Kudos to the Center on Reinventing Public Education for its new report, which sheds much needed light on a critical yet rarely addressed element of charter schools’ sustainability: school leader succession planning. Leader turnover in charters is high—71 percent over five years. Yet less than a quarter of schools surveyed here had substantive succession plans in place—a necessity for allaying potential leadership crises. While the author acknowledges that many charters face myriad daily issues that stretch their leaders in multiple directions, the uniqueness of each school’s mission necessitates finding a qualified, like-minded leader.
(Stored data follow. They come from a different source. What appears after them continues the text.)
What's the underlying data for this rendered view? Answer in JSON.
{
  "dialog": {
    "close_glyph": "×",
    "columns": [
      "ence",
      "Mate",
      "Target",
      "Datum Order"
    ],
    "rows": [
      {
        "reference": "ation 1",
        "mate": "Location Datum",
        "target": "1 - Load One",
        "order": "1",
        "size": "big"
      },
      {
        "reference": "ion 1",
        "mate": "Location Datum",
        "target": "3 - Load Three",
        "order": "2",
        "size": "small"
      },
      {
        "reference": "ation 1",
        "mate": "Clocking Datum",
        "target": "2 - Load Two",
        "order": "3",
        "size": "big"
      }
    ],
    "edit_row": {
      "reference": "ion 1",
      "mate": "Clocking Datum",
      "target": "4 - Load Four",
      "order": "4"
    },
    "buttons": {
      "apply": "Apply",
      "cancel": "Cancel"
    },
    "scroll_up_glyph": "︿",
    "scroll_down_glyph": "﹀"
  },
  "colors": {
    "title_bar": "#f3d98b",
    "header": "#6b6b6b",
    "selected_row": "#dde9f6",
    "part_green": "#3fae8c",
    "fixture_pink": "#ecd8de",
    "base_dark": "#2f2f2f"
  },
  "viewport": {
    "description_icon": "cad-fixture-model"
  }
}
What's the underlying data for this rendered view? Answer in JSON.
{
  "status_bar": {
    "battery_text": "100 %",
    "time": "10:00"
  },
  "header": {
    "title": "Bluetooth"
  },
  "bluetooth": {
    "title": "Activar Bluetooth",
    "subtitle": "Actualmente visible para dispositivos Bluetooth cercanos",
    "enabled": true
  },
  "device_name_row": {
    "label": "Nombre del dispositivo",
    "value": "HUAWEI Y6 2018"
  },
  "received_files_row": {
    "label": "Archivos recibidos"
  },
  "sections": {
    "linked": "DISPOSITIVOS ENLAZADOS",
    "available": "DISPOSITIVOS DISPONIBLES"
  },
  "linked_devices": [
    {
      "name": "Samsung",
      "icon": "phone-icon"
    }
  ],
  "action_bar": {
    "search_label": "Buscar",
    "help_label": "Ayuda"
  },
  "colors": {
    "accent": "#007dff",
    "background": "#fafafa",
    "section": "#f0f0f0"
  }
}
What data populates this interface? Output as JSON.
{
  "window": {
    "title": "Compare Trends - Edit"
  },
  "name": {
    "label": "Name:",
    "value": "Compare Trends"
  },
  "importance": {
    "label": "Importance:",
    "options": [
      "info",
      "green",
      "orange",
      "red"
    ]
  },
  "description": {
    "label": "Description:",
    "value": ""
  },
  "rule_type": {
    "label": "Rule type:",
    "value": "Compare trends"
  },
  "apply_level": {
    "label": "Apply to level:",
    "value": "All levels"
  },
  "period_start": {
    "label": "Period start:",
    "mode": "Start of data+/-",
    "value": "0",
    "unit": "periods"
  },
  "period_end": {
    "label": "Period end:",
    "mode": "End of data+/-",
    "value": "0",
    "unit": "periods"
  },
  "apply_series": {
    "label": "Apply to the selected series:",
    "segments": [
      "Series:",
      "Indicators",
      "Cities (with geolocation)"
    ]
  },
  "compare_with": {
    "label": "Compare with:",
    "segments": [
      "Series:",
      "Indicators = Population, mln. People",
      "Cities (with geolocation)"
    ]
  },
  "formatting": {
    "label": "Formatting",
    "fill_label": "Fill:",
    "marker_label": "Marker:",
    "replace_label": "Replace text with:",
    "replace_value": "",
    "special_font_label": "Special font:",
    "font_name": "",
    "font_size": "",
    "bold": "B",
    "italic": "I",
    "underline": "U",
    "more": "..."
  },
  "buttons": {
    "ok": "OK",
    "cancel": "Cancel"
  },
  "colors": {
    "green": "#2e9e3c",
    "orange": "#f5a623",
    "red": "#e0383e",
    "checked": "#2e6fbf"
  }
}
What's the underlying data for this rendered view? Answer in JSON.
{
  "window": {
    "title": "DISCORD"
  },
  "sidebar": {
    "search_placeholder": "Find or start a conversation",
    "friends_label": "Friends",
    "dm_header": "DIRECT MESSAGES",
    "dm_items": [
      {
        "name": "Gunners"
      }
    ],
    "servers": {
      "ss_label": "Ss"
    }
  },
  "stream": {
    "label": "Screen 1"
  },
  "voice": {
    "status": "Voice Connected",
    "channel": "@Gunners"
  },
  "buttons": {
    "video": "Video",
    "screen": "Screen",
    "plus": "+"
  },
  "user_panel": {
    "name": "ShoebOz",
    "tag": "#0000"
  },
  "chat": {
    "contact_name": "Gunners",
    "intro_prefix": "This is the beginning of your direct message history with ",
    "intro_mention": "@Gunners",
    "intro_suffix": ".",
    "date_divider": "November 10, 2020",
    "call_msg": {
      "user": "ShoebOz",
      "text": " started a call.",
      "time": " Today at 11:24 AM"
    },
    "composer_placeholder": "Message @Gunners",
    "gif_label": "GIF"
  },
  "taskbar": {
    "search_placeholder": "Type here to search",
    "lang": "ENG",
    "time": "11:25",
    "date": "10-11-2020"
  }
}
When formulating succession plans, charter school boards should address the school’s mission, strengths, and weaknesses and account for emergency and longer term circumstances. Most importantly, though, all stakeholders, from the school leader to the authorizer, should be engaged in honest discussion and held responsible for their share of the process. This report is a must read for charter practitioners of every sort.
Christine Campbell, “You’re Leaving? Succession and Sustainability in Charter Schools” (Seattle, WA: National Charter School Research Project, Center on Reinventing Public Education, November 2010).